As a UX designer, I have to say, this one question drives what I do more than any other. Perhaps it is because I tend to be a high-level thinker, or perhaps it is because I like to think I do what I do for a reason, that real people benefit from it. Regardless, I have found that the odds of success with a project are directly related to having a very good answer to this question.
One of the common problems with building anything new, at least in my experience, is actually making sure that the world needs what you are building. That is, does the world really need what you are building, or do you just want to see it built for yourself?
Sometimes, you can build something that you need, and because lots of other people need it too (and there is not currently as good of a solution as what you are offering), you end up being able to sell what you have built. Often, these “scratch your own itch” projects can be really successful, because there are other people with the same problems you have, who would be incredibly happy to have the elegant solution you have devised.
Other times, though, this is not the case. You may be unique in your problem, or you may have unique taste for how you would like the problem to be solved. Because of this, you end up building something that only you really want. This scenario is often caused by designing in a vacuum. When you are the only person looking at your work, or you are not showing your solution to people who would actually buy it (e.g. not just your family and friends), you can get a very myopic view of the problem, a view that is highly colored (and perhaps even distorted by) your own personal tastes and preferences.
Another reason to ask this question is to make sure you are focused on what you are actually trying to do. Especially with group design projects, where a lot of people are rendering opinions, it can become really easy to get sucked into conflicts over difference in opinion. I am sure anyone who has been involved in one of these “design by committee” projects knows what it is like sitting through an hour long meeting talking about how the logo needs to be bigger. In fact, this type of situation happens so often, especially in corporate environments, it has nearly become a cliché.
Lots of designers will bemoan these sorts of projects for this very reason, but there is a way through them. At least for me, I find these sorts of projects are far easier to deal with if everyone keeps the end-goal(s) in mind. That is, you are all on the same team, all trying to accomplish the same high-level goals, so start from where you agree and go from there. Or, if there is a roadblock caused by difference of opinion, be honest about which solution accomplishes the end-goals the best.

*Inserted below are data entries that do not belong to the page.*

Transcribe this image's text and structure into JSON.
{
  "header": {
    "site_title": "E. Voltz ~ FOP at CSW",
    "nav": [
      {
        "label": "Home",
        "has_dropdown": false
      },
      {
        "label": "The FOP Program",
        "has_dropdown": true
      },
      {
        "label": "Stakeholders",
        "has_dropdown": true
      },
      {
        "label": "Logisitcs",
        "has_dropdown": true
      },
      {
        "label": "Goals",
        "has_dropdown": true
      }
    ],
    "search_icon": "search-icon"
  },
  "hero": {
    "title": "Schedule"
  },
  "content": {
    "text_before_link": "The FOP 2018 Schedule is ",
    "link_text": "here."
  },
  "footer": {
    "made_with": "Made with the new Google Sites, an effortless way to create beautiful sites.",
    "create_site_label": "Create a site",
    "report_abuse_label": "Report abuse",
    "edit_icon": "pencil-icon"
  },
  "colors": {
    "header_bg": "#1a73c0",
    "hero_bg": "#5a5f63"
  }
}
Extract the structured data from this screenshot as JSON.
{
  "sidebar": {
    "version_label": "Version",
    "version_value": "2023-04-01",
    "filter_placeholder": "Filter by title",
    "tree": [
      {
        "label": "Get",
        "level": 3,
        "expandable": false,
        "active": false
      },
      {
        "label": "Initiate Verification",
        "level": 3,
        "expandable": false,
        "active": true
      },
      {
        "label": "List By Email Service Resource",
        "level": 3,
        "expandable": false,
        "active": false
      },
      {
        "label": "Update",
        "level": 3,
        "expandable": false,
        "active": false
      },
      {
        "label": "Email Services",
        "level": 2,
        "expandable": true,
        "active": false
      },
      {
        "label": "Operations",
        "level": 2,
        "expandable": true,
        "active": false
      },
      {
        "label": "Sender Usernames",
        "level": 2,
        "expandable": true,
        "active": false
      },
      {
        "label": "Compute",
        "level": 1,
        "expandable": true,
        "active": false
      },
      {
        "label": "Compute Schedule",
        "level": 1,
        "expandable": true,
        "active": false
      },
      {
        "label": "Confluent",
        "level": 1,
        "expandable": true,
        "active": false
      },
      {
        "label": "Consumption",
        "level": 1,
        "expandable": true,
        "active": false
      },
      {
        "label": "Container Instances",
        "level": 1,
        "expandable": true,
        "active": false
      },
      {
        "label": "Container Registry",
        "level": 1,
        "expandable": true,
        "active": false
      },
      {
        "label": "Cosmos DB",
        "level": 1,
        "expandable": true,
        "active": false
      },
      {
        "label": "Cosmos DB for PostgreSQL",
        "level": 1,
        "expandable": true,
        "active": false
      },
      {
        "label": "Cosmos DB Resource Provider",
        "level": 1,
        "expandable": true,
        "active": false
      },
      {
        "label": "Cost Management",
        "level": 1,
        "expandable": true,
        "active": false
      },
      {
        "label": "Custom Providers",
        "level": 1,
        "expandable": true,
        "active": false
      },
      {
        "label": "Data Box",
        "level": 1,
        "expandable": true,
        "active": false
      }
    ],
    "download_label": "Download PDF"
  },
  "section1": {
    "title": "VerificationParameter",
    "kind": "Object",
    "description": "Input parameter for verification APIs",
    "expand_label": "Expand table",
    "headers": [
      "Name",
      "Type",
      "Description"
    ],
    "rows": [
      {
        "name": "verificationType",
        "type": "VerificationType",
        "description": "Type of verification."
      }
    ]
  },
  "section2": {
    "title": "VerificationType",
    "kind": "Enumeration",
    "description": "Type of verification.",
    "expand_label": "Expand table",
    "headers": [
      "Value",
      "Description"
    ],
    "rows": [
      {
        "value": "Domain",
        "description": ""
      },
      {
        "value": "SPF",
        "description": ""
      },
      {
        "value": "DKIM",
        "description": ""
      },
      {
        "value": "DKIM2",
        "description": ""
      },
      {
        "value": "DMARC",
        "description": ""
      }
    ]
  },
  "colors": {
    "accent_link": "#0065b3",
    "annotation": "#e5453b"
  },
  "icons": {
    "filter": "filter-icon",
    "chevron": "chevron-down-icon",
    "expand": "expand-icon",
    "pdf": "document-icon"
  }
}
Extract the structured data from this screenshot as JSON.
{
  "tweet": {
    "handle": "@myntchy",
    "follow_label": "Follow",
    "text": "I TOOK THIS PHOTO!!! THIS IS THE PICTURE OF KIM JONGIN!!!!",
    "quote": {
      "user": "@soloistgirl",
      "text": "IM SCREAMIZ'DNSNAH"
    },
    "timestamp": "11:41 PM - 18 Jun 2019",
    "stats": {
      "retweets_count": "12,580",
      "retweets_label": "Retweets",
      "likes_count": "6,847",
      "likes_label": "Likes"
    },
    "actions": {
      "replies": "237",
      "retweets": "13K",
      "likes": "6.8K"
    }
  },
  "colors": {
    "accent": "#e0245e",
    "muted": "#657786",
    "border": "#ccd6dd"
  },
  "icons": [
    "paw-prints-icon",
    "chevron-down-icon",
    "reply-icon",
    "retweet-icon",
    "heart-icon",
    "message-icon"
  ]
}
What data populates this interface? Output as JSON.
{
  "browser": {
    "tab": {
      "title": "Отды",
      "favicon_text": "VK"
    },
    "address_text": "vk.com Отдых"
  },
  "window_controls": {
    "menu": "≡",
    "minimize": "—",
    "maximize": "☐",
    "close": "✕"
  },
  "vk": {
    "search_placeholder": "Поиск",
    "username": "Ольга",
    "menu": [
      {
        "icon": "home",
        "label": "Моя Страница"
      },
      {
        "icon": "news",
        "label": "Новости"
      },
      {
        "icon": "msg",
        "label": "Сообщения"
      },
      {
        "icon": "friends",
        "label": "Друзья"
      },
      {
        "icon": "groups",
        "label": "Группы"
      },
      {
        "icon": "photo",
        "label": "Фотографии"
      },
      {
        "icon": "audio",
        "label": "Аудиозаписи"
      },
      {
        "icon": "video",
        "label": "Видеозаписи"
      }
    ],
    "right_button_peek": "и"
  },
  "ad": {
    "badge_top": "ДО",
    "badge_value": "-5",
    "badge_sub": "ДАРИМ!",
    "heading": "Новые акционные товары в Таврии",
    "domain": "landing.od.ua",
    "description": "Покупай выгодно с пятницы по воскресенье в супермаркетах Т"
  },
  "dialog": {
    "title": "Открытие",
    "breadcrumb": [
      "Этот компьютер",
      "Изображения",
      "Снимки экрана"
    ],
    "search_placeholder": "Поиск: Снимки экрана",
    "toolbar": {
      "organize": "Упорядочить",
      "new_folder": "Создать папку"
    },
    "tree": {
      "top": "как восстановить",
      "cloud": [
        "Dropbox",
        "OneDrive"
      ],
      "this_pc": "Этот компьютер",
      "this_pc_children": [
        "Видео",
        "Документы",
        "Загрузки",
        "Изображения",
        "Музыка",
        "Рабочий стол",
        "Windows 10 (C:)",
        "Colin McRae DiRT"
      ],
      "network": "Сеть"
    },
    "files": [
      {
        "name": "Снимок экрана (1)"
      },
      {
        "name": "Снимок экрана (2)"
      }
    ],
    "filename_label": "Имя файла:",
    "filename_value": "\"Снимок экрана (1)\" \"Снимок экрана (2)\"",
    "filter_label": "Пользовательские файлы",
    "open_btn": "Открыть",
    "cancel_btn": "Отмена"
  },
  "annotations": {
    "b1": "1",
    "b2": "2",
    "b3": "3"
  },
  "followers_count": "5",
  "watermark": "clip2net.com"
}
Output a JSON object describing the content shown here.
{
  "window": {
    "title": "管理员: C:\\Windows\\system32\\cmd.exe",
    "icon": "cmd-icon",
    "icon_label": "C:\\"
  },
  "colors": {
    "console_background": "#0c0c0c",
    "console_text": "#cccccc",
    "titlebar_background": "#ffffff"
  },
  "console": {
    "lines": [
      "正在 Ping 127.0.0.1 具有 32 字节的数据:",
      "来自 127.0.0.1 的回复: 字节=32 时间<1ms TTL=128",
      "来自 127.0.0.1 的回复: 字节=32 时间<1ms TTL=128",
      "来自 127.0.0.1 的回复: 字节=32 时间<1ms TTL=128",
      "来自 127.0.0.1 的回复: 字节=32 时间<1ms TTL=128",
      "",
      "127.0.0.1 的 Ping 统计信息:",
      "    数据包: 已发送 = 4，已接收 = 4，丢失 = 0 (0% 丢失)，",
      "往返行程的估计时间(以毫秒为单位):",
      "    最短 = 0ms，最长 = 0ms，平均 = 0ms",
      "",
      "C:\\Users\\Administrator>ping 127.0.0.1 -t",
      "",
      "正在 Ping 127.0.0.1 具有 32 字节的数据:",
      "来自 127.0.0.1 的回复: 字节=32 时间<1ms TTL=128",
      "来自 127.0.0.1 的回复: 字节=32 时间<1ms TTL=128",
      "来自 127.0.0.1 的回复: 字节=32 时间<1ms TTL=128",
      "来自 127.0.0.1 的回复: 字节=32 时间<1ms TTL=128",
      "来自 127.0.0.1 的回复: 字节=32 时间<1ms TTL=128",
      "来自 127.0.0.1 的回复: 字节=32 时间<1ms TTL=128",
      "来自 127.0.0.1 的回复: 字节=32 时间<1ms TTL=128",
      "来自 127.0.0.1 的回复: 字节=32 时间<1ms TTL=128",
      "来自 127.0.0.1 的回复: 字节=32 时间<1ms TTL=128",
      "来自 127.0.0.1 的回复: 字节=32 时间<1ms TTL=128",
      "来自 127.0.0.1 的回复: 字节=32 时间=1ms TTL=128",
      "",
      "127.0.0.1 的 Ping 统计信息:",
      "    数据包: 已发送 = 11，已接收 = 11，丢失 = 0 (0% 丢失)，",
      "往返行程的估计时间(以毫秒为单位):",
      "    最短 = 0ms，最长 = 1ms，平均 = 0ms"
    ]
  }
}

Now, I am not saying this is easy. As a designer, or any other person who creates things for a living, the things you create can feel like little pieces of you, and it can be hard to accept someone else’s version of how something should be. However, by allowing yourself to see all possible solutions to a problem (not just the ones you came up with), you will not only be better equipped to solve the problem, but you might even become a better designer for it.